The report's authors, Christensen Institute researchers Alana Dunagan and Richard Price, argue boot camps offer a stripped-down version of education and skills training that is more affordable than traditional institutions, partly because they provide neither general education nor a residential experience. "[B]ootcamps have a straightforward and simple value proposition: they are designed to help their graduates find good jobs," the pair write.
To date, boot camps have focused mostly on high-salary tech fields, such as software and website development.
Just as there are opportunities for boot camps to expand, there are ways they could go "off-track," the authors write. Some possible fates are beyond the sector's control, such as the health of the economy. Higher unemployment rates could mean companies "revert to demanding degrees" from job applicants, reducing the value of the type of short-term credentials boot camps provide, which are typically unaccredited. The authors also note it is "not inevitable that the bootcamp value proposition will make sense in every field," especially those in which salaries aren't high enough to offset the cost of attendance.
Growth in boot camps could also be undone by the expansion of poor-quality programs should Title IV money be unlocked. The sector relies on financing sources such as employer funding and income share agreements. Regulators could also shut the enterprise down, which the authors note is unlikely, without explaining what may trigger such an outcome.
In a best case for boot camps, they would branch out into fields beyond tech, establish pathways for lifelong learning and be widely accepted by employers, leading to declines in traditional degree programs. That result could be "amplified" by access to federal student aid under an outcomes-based arrangement, the authors write.
As it stands now, the sector is growing. Course Report estimated enrollment in boot camps would increase 20% in 2018 to an estimated 20,316 students while generating $219.9 million in tuition revenue. Since 2013, the number of graduates of in-person boot camps has grown 748% to more than 18,000 in 2018. Online programs, which Course Report began tracking in 2017, are growing, too, graduating 1,846 students in 2018 compared to 677 students the year before.
Still, the industry is small. About 270 boot camps offered some 1,400 programs as of June 2017, with three-quarters of those programs based in the U.S. and Canada or online, according to a report released earlier this year from RTI International. One provider, General Assembly, offered 11% of the programs.

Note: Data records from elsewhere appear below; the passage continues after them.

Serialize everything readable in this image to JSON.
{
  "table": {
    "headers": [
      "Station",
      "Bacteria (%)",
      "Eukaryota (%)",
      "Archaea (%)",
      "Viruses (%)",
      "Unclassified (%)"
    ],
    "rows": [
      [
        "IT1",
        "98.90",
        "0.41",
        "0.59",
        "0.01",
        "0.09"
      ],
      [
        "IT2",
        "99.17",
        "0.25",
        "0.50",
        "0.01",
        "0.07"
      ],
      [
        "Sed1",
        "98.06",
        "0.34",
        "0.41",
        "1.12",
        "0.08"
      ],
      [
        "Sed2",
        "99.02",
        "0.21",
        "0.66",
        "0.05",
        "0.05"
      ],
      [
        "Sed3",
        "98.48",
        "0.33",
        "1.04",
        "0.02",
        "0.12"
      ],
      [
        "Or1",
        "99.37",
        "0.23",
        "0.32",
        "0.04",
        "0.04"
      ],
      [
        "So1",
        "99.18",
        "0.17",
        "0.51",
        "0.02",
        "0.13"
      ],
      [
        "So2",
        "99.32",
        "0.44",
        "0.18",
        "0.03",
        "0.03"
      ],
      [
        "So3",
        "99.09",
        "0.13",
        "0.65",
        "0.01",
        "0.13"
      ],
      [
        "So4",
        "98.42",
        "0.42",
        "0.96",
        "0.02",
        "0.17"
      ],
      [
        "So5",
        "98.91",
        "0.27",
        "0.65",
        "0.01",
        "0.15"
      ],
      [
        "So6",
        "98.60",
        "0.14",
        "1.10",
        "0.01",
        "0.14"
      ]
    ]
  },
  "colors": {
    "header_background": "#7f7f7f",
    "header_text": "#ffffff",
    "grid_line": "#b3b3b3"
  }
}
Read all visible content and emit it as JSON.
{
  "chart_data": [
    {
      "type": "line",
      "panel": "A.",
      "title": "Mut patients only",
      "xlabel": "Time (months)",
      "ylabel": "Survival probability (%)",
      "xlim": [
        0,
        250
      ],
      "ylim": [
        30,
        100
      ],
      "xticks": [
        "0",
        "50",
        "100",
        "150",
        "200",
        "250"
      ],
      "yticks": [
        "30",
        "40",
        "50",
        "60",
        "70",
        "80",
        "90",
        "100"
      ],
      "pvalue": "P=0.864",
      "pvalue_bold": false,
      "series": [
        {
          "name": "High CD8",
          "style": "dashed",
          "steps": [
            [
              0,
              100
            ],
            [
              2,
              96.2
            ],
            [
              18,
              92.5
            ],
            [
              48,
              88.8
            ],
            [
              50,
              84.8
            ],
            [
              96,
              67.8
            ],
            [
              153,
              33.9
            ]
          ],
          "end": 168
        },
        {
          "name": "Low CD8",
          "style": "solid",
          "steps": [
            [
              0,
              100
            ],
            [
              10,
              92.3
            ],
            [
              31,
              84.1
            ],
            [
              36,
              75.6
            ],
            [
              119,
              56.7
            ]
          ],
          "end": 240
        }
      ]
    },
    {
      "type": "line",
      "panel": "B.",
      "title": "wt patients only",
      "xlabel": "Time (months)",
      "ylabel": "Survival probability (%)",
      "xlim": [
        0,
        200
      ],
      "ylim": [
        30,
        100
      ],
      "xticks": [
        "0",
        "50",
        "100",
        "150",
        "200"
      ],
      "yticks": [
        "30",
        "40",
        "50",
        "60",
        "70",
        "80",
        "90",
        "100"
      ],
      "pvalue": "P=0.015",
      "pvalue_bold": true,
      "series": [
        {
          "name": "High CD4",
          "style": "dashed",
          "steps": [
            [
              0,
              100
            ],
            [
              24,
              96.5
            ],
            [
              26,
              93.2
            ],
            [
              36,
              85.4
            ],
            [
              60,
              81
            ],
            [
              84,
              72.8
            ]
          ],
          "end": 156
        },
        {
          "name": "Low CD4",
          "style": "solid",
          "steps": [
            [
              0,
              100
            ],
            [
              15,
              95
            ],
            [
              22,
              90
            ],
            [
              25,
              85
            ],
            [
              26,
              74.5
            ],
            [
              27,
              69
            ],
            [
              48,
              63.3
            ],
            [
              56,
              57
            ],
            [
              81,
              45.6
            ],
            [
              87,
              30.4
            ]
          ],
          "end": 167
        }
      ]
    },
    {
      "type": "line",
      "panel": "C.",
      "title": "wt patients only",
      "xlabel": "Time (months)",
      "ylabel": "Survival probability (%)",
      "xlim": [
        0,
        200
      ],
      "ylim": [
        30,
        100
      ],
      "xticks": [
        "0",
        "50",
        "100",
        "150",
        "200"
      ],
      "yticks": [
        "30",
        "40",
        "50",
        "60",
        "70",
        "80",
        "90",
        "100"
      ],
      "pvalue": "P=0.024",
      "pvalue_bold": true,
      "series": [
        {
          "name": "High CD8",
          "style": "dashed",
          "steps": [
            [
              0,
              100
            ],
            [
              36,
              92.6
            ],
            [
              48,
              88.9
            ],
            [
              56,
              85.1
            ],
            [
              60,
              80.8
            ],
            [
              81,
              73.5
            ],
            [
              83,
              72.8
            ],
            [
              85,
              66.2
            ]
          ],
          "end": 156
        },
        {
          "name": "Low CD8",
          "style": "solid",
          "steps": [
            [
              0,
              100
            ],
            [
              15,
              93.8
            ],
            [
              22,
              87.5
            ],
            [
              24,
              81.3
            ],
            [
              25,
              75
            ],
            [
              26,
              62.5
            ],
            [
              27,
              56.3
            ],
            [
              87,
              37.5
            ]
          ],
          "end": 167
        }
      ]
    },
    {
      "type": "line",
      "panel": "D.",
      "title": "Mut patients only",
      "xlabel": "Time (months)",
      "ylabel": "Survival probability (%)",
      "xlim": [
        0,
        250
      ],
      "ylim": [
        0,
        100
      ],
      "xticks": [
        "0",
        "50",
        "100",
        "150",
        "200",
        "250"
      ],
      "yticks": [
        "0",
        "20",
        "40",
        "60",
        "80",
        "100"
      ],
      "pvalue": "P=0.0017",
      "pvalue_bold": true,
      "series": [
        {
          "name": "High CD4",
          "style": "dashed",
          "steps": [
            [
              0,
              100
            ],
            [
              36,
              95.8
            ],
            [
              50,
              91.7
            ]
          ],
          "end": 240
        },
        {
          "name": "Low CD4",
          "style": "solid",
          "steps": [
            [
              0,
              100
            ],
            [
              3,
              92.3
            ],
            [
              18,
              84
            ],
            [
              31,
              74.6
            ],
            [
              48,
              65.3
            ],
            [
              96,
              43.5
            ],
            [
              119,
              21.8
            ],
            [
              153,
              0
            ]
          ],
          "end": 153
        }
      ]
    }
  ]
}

Traditional universities haven't entirely ignored the trend, however. Late last year, Harvard and Yale universities said they would start offering coding boot camps aimed at students in tech and the liberal arts. The Ivy League schools worked with boot camp specialists to do so — Yale with Flatiron School and Harvard with Trilogy Education Services. Others, including Northeastern University, are developing their own programs.
The early growth among boot camps has been sobered by closures of large providers in the last few years. Acquisitions have further changed the field. Earlier this month, online program manager 2U bought Trilogy for $750 million in cash and shares. And in March, for-profit college operator Bridgepoint Education, which more recently rebranded as Zovio, bought Fullstack Academy for $17.5 million cash plus shares in Bridgepoint.